Reaching this level of portfolio mix has been a case study worthy of mention. India initially adopted the German model of feed-in-tariffs for attracting investments in renewables. Later, with the National Solar Mission 2010, policymakers introduced an auction where the prospective developers may offer a discounted price below a reference price ceiling. Competition, created by this reverse-auction bidding process, along with the dramatic fall in solar module costs, the availability of cheap finance and the formal central and state procurement processes, resulted in the stellar growth of India’s renewable energy sector in the last decade.

Solar capacity grew from a meagre 18 MW in early 2009 to 26,025 MW by the start of 2019! Wind capacity grew 2.7 times over the same time period – from 13,000 MW to a current installed capacity of 35,288 MW. Based on the average emissions intensity of coal plants (0.97 tCO2/MWh), India has saved roughly 1,047 million tons of CO2 over the last decade along with savings of approximately 8 million tons of SOX, 5 million tons of NOX and 1 million tons of PM10. These same clean energy developments also created approximately 117,000 job-years over the last decade.

Need to see beyond the obvious benefits

This scale of emissions reductions has no doubt provided significant health and ecosystem benefits — none of which would have been possible if the renewable energy procurement decisions that were made over the last decade were delayed or postponed. However, this is just one part of the procurement pie.

In the same time period, India added approximately 100 GW of new coal power generation capacity. What if renewable energy procurement had been even more aggressive? What if more aggressive procurement resulted in the creation of a domestic module manufacturing capability, something that China did so handsomely? That would have created many more clean-energy jobs, generated a socio-economic alternative for people employed in the coal supply chain, and developed an avenue for global investors to participate in the Indian infrastructure growth story.

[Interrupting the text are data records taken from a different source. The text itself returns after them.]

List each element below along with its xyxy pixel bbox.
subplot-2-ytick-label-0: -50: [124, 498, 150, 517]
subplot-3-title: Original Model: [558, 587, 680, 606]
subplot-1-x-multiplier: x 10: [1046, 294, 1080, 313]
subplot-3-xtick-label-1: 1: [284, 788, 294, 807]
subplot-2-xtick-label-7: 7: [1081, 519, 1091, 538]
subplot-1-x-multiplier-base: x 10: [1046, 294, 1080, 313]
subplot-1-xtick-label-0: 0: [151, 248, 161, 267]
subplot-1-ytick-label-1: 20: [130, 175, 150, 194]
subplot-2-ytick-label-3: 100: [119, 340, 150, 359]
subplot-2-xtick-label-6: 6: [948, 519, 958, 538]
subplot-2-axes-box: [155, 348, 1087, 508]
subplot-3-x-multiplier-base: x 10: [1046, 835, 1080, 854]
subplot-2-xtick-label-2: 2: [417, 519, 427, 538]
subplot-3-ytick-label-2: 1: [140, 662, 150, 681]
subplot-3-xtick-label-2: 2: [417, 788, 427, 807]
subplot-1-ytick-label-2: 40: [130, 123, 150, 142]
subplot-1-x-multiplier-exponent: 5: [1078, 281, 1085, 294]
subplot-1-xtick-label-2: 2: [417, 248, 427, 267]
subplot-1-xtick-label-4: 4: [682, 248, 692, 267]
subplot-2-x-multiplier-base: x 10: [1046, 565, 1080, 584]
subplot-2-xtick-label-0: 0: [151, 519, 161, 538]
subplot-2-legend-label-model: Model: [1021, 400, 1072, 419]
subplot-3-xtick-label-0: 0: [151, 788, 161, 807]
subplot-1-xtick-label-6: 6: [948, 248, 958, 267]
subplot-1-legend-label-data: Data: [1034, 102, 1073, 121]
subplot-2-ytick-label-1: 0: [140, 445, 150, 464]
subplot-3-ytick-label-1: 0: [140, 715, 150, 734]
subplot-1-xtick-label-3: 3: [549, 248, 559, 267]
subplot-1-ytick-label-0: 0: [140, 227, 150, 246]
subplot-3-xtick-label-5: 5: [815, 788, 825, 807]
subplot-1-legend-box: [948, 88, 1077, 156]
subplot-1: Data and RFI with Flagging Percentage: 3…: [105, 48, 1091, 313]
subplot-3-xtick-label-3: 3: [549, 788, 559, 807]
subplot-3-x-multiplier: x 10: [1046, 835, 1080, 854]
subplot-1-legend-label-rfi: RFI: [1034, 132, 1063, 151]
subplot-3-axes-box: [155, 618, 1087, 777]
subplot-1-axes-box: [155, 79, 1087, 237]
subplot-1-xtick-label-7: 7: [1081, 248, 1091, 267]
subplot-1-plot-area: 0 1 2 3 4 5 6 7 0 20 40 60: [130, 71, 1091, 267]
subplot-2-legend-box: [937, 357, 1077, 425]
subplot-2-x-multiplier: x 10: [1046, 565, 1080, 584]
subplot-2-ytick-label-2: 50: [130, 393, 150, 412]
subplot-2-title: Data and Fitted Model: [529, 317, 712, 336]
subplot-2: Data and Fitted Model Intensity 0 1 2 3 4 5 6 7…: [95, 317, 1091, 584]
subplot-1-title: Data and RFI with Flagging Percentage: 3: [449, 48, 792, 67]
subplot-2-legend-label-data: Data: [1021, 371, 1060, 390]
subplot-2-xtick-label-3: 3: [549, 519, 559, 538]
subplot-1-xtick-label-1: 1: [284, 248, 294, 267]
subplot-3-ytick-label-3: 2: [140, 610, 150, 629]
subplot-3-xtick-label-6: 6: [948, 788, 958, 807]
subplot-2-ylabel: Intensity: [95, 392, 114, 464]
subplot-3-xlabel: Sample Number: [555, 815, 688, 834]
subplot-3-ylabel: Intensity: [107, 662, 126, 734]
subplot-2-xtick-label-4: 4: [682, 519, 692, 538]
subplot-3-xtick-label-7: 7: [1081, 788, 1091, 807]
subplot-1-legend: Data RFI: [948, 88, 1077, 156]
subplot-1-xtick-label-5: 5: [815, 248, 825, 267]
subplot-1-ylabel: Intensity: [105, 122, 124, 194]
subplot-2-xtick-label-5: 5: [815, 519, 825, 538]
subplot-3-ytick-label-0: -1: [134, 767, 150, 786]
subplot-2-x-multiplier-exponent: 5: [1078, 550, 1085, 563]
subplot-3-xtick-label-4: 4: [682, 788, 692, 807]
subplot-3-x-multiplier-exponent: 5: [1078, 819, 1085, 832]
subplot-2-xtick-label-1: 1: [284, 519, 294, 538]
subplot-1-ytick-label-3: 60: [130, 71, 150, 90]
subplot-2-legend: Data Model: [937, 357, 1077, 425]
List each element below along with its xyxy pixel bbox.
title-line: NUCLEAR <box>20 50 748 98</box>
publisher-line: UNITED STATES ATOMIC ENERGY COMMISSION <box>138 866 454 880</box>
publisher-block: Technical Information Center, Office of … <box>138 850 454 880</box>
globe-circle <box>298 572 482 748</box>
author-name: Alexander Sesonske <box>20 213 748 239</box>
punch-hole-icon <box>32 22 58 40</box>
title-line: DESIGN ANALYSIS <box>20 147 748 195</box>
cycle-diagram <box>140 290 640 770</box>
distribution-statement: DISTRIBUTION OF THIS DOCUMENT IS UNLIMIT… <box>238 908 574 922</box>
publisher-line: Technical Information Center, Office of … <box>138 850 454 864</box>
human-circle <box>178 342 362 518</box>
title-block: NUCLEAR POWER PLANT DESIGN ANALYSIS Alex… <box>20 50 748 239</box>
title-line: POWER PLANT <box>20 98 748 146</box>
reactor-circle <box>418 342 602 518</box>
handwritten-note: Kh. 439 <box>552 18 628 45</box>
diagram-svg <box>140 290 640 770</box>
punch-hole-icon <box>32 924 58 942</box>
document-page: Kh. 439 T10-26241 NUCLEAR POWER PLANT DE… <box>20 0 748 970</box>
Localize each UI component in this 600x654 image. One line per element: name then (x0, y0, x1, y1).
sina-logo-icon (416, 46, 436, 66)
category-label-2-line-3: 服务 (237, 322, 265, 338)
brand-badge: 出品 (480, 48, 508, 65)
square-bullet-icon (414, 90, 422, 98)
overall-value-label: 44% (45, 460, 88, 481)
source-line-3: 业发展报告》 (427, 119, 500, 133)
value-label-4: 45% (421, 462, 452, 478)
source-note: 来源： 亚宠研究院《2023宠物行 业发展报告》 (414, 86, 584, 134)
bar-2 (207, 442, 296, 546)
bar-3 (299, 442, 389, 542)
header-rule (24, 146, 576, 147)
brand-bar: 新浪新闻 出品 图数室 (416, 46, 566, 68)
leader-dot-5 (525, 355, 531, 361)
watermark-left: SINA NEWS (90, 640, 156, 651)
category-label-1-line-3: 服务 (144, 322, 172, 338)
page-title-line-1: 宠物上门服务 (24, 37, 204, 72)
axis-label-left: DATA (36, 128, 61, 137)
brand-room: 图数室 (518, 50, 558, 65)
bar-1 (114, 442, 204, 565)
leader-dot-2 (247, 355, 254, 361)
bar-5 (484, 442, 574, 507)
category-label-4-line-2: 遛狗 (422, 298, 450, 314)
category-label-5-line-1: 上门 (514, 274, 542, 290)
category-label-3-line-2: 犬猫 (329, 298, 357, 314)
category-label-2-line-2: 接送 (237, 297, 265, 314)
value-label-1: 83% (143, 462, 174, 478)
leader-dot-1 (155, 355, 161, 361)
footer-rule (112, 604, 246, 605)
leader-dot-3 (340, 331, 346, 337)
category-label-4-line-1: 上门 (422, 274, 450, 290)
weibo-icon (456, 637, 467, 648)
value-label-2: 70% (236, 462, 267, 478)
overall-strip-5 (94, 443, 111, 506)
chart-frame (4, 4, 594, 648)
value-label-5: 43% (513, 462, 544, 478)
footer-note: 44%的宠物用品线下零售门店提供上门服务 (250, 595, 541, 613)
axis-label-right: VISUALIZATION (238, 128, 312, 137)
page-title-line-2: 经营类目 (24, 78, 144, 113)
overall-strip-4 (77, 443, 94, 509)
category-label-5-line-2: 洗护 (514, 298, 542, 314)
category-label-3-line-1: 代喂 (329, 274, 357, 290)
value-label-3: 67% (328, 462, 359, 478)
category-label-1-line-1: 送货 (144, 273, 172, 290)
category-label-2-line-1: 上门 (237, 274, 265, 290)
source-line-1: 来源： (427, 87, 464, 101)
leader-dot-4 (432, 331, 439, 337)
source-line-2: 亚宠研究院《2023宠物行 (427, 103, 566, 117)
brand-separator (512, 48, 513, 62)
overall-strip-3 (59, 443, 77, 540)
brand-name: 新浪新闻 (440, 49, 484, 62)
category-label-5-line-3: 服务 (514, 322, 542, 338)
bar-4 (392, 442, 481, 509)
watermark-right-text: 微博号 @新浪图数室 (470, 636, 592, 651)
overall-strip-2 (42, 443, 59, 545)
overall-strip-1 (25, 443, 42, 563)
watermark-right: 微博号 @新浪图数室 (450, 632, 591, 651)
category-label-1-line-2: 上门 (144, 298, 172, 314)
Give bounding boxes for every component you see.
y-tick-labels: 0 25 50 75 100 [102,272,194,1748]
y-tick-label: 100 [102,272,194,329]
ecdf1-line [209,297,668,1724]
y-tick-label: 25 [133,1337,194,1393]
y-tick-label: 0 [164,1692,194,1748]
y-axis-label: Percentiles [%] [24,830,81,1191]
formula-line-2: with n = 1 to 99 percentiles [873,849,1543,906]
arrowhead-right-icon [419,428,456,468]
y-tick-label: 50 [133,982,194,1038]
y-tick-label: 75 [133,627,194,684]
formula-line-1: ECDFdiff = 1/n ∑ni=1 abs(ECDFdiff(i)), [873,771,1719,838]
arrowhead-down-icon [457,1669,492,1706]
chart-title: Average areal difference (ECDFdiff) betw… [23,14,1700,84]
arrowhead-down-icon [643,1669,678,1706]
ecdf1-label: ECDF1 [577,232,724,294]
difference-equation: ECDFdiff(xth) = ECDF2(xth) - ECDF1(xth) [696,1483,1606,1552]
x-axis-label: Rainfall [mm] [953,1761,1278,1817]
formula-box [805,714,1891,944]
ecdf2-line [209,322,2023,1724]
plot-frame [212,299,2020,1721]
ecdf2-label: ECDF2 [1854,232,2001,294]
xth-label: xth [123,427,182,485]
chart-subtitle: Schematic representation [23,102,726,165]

In short, instead of locking capital, jobs and time into creating more coal capacity, policymakers could have used all of these resources (along with India’s plentiful solar potential) to create a strong, dominant position in the world renewable marketplace.

Given that India currently has a supply surplus and still aims to meet its renewable energy goals, an effective strategy would be to optimise the utilisation of capital already deployed while at the same time valuing the societal benefits provided by renewable energy – including reduced air, water and soil pollution, all of which affect other sources of livelihood, primarily agriculture.

The costs of renewable energy (and storage, too) are expected to fall further, which will lead utilities and consumers to choose clean energy over energy from conventional sources. Policymakers interested in overcoming the perceived “first mover disadvantage” will have to find new and innovative methods to value all resources – depending upon the role they play in meeting our energy needs. That could mean expanding the cost-benefit analysis to include health costs, system losses, and reliability benefits to justify decisions for adding new renewable energy capacity or retiring conventional resources that offer a lower value.

Doing the right action at the right time, matters. And that time is now.